Is there any way to save the training result for serving or interfacing later?

Answer 4 · 2019-10-14T07:43:46.000Z

The following environment variables should not be passed to the Docker container. They should only be set when you want to change the mounted directory path inside the container (e.g. /root/corpus, /root/models, etc.)

-e MODELS_DIR \
-e WORKSPACE_DIR \
-e CORPUS_DIR \

Also, you most likely don't need to set the storage configuration and the -ms option (which defaults to /root/models).

Regarding your questions:

The code you are referring to also implements backward compatibility with some old configurations.
The trained model will be saved to /root/models which you configured to be /data-1/xyye/models on the host.

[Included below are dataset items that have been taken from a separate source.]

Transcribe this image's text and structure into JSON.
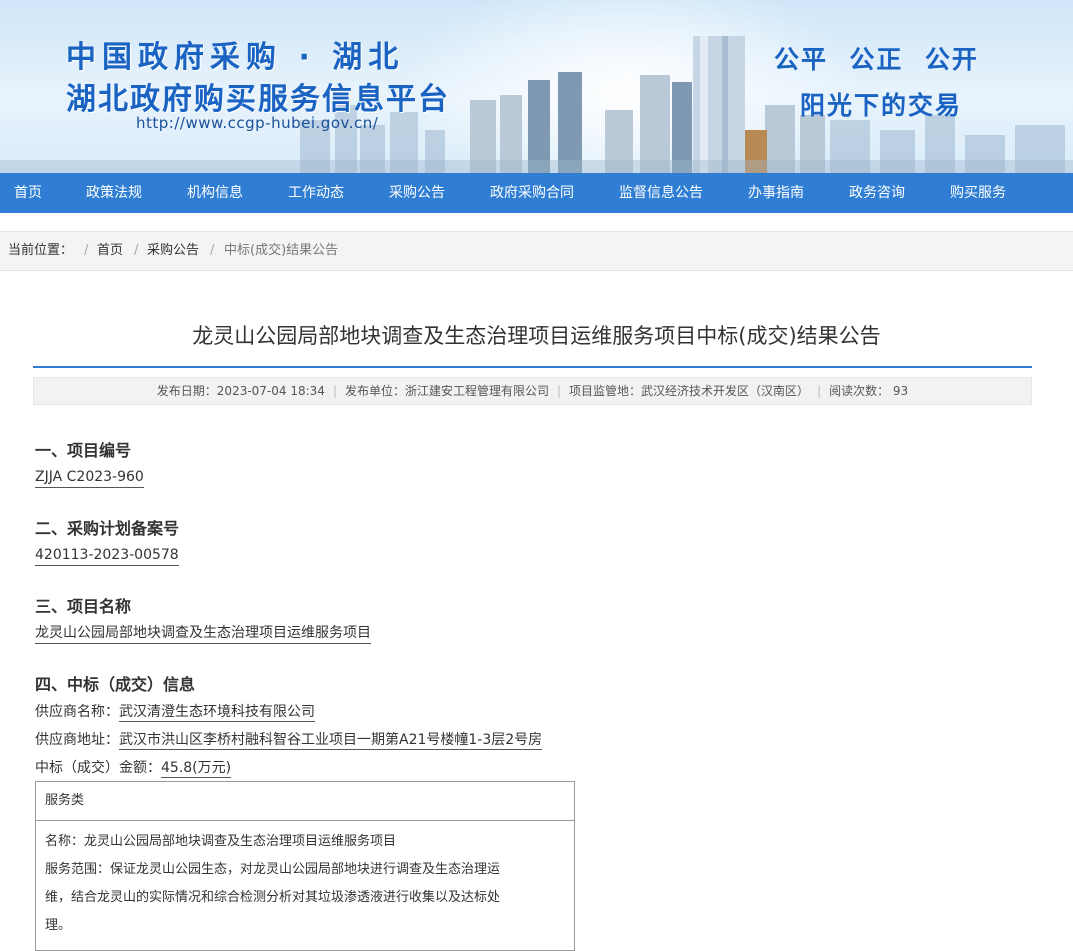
{
  "banner": {
    "title_line1": "中国政府采购 · 湖北",
    "title_line2": "湖北政府购买服务信息平台",
    "url": "http://www.ccgp-hubei.gov.cn/",
    "slogan_line1": "公平  公正  公开",
    "slogan_line2": "阳光下的交易"
  },
  "nav": {
    "items": [
      "首页",
      "政策法规",
      "机构信息",
      "工作动态",
      "采购公告",
      "政府采购合同",
      "监督信息公告",
      "办事指南",
      "政务咨询",
      "购买服务"
    ]
  },
  "breadcrumb": {
    "label": "当前位置：",
    "items": [
      "首页",
      "采购公告",
      "中标(成交)结果公告"
    ]
  },
  "article": {
    "title": "龙灵山公园局部地块调查及生态治理项目运维服务项目中标(成交)结果公告",
    "meta": {
      "publish_date": "发布日期：2023-07-04 18:34",
      "publisher": "发布单位：浙江建安工程管理有限公司",
      "supervision": "项目监管地：武汉经济技术开发区（汉南区）",
      "views": "阅读次数：  93"
    },
    "sections": {
      "s1_heading": "一、项目编号",
      "s1_value": "ZJJA C2023-960",
      "s2_heading": "二、采购计划备案号",
      "s2_value": "420113-2023-00578",
      "s3_heading": "三、项目名称",
      "s3_value": "龙灵山公园局部地块调查及生态治理项目运维服务项目",
      "s4_heading": "四、中标（成交）信息",
      "supplier_name_label": "供应商名称：",
      "supplier_name": "武汉清澄生态环境科技有限公司",
      "supplier_addr_label": "供应商地址：",
      "supplier_addr": "武汉市洪山区李桥村融科智谷工业项目一期第A21号楼幢1-3层2号房",
      "amount_label": "中标（成交）金额：",
      "amount": "45.8(万元)"
    },
    "table": {
      "header": "服务类",
      "name": "名称：龙灵山公园局部地块调查及生态治理项目运维服务项目",
      "scope_l1": "服务范围：保证龙灵山公园生态，对龙灵山公园局部地块进行调查及生态治理运",
      "scope_l2": "维，结合龙灵山的实际情况和综合检测分析对其垃圾渗透液进行收集以及达标处",
      "scope_l3": "理。"
    }
  }
}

Answer 5 · 2019-10-17T02:13:12.000Z

still, i can't run nmtwizard/opennmt-tf.

But, i managed to run tensorflow:1.13.1-gpu-py3 directly, went inside this container and follow the quickstart of OpenNMT. GPU was also used, it worked perfectly. it seems this is a better idea than nmtwizard/opennmt-tf.

Answer 6 · 2019-10-17T07:56:28.000Z

Sure, it's easier to directly use OpenNMT-tf for mose use cases.

nmt-wizard-docker offers some additional features for model production: ensuring preprocessing consistency, chaining training and translation tasks, direct path to model serving, support for remote filesystems, etc.